I'm slowly retraining myself to write structured logs instead of Infof, etc. The extra effort really is negligible. There's a nice benefit too: my log printer takes structured logs and adds color coding, which isn't possible with Infof.
Probably not. ELK-style log analysis tools benefit from having messages follow a consistent schema. Using a variable as a key makes indexing much more difficult, and can make it impossible to detect patterns where (for example) a single error appears sporadically across many different values of "thing".
If "thing" were a variable with a small cardinality (like a class name or an enumeration), that might change matters. But I'd still be reluctant to do that; having the two values available in separate fields, rather than as a single key/value pair, is a lot more flexible.
Oh, sorry if I was unclear, I wouldn't do that. I was just suggesting that it was closer to the original log message design. :) I'm a massive structured logging fan and have used it for quite a long time. In go I've used zerolog mostly, but I bring structured logs to whatever language I'm working with.
Looking for advice: logging for servers/services tends to be different than logging for CLI-based applications. How do folks differentiate them or use slog for them in a generic way? Or does it make sense to have separate logging packages for CLI vs services? CLI tends to be more verbose and procedural vs servers/service based logging which is more errors only unless debug.
Assuming you are logging from some package that's shared over a CLI app and some webservice app; log/slog expects you to setup the slog logger with a specific handler. This handler controls _how_ events are written out, the format of them etc.
If you want to use slog, I can imagine setting up the logger with a handler specific for the CLI output in the CLI tool, and a json or text structured handler in the webservice app.
The quesiton is, do you actually want structured logging in the CLI app? Yes you probably want to print something out, but is it _structured_ in the sense that slog expects? Or is it just some output.
If it's not really structured, then you probably want some other interface/library that better represents the logging you want to do. Slog will push you towards structured key-value pairs, and you might find yourself fighting against this in the CLI app.

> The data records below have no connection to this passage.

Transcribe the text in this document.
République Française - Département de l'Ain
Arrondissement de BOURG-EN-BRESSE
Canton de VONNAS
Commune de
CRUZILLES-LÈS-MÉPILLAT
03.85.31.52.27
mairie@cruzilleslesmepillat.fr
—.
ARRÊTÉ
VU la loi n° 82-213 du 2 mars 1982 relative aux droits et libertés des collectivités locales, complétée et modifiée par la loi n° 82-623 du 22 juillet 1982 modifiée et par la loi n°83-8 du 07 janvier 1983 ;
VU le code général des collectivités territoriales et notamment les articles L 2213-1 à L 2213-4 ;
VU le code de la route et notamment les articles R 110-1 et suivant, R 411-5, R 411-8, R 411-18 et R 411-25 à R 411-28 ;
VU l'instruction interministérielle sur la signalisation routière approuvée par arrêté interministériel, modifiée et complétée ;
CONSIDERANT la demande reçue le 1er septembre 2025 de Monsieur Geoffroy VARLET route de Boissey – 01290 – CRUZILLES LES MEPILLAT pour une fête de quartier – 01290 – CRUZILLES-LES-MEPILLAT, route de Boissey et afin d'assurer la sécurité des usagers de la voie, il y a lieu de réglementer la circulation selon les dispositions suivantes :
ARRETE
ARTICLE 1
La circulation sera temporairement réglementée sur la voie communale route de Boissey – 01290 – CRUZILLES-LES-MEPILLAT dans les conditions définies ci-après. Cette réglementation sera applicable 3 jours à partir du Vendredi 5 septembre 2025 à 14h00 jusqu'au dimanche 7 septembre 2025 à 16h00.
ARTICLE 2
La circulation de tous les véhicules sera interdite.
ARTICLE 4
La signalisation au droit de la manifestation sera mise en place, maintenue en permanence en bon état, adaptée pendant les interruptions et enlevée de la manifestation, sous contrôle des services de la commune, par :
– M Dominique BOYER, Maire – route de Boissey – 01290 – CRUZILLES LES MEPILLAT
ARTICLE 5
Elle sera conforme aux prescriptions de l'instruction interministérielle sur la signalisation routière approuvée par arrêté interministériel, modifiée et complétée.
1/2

It seems like I could write an output handler for the CLI app that is more terminal-appropriate. I'd like to abstract logging for functions shared by both (especially debug logs). Today I have combined the functions of logging and tracing/sampling into one package/function call as they are equivalent in my eyes.
This supports quoting values. There isn't much JSON would add except overhead and making it a bit simpler to read and write them. I really don't think it's worth the overhead.
Walking past an eatery with outdoor seating, I overheard one diner say the phrase "process raw logs" and I thought, "wow, I guess that is one of those tricky problems that basically everyone ends up dealing with".
And then I heard "... with a chainsaw. It's a chainsaw mill" and realized I may have misunderstood the context.
That’s missing the point. SQL itself, specifically the sqlite dialect, is the new standard API I’m advocating. I’m claiming that any traditional log library interface is going to be worse.
I really like Pythons approach where you can have user="value" it makes things a bit more clear.